Onweerslied
Ik ben mijn eigen gedichten beginnen te vertalen. Blijven ze hetzelfde? Worden ze anders? Wat verlies je, wat win je? Vorige keer veranderde Vis is vies in Fishy Fishface.

Jij met mij, Robbert-Jan Henkes (tekst) en Marga van den Heuvel (tekeningen), Querido 2017.
Mijn zelfvertalingen werden gelukkig nagekeken door een native speaker. Nativer kon je het niet krijgen want het was een Ier, een katholieke Noord-Ier om precies te zijn. En die spreken het beste Engels in de hele wijde wereld. Het Iers-Engels is sowieso zo wiedeweergaas veel mooier Engels dan Brits-Engels. Het Liverpudlian van de Beatles en het Dorsets van P.J. Harvey in haar boek Orlam en op haar plaat I inside the old year dying niet te na gesproken. Alles is eigenlijk mooier dan posh, bekakt, de King’s en Queen’s English. Maar Iers-Engels helemaal.
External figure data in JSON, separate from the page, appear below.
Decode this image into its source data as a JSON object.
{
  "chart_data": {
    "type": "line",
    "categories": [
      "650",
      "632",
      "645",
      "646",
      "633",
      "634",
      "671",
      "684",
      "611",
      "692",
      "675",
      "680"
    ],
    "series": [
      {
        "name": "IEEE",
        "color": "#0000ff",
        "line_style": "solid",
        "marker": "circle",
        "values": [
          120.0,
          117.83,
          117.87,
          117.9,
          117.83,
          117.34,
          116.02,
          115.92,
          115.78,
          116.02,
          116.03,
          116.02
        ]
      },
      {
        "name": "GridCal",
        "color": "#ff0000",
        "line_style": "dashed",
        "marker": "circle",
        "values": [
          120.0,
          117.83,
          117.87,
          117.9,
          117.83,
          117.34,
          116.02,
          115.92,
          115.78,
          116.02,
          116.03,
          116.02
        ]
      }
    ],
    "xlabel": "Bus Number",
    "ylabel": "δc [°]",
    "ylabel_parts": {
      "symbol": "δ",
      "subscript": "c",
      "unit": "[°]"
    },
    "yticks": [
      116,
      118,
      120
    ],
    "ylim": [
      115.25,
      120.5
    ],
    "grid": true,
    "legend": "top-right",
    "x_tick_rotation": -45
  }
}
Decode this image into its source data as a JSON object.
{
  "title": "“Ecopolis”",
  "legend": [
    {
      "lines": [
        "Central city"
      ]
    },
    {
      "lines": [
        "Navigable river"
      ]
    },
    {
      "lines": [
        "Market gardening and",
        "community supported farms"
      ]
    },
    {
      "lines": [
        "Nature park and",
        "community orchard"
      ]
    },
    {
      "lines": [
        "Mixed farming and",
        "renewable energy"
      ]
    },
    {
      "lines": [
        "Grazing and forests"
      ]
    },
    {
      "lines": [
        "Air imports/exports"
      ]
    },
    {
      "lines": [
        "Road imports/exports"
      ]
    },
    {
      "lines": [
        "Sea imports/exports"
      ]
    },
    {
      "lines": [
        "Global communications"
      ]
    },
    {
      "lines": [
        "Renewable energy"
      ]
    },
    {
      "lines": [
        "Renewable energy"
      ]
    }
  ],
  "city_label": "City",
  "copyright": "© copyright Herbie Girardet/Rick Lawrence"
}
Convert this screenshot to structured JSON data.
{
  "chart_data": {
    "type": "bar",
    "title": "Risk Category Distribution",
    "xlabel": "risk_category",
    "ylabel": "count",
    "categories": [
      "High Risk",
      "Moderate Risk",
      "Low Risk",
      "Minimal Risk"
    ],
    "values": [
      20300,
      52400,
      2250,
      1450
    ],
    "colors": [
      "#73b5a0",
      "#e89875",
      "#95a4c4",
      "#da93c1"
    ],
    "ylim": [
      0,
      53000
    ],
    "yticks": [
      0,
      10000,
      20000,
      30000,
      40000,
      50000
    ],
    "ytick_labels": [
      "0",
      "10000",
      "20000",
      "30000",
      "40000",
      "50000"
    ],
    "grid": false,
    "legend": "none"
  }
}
En mijn native speaker was helemaal geknipt, want hij was ook nog eens een bedreven violist én hij schreef verhalen over de Troubles die hij in Belfast had meegemaakt. Grappig-tragische verhalen, bevolkt door Ierse figuren die zo uit Flann O’Brien konden zijn weggelopen, maar gewoon een dagelijks bestaan hadden in het echte leven.
Stephen Mulhern was bij het lezen heel gespitst op het ritme van de regels, en dat kwam goed uit, want daar ging het mij eigenlijk het meest om. Hij maakte zich er niet vanaf, maar bestudeerde in onze toenmalige woon- of verblijfplaats (de Bulgaarse metropool Toerkintsja) de gedichten een maand lang ultranauwkeurig. En we bespraken ze daarna onder het genot van zeentjesbier en in aspirine ingelegde
bloemkoolroosjes uitgebreid.
In het Onweerslied vond ik het wel verrassend om woorden bij elkaar als zelfstandig naamwoord te gebruiken en als werkwoord in de gebiedende wijs. Regen, regen! Storm, storm! – Daarmee begon het. Dat was gelukkig wel over te brengen in het Engels. Met onze 29 woorden voor regenen* ging het wat moeilijker. Maar omdat ik de auteur (mezelf) redelijk goed kende, en soms ook zijn intenties, kon ik dit aspect laten schieten. Ik richtte me op de donder. En zo kon ik een van honderdonderdletterwoorden voor de donderklap uit Finnegans Wake erin krijgen. Wat altijd leuk is, een verwijzing naar cultuur van eigen (in dit geval vreemde) bodem, zolang het er niet duimendik bovenop ligt.
Een andere verwijzing naar Engelstalig gezonken cultuurgoed is de frase blow, wind, blow. Het is iets duidelijk blues- en liedjesachtigs, hoewel het al bij Shakespeare voorkomt, en bijna klinkt als een cliché. In mijn oren klinkt de frase althans als iets wat al heel lang bestaat, iets wat iedereen kent. Waar waai, wind, waai geen rinkelende belletjes van herkenning doet opbubbelen. Dus dat won ik in vertaling.
Je moet altijd ook wat kunnen winnen. Anders heeft het geen zin.
* Als de regen, majem, bledder, rengel, nattigheid, stortbui neerkomt, gaat dat in de volgende gradaties: het dauwt, het dript, het drupt, het dropt, het druilt, het dreint, het drenst, het mot, het zevert, het miezelt, het piezelt, het miezert, het kliedert, het kleddert, het kletst, het siept, het miegt, het sistert, het majemt, het regent het zegent, het stort, het komt met bakken uit de hemel, het valt met emmers neer, het regent pijpestelen, het regent ouwe wijven, het giet, het zeikt, het plenst, het hoost.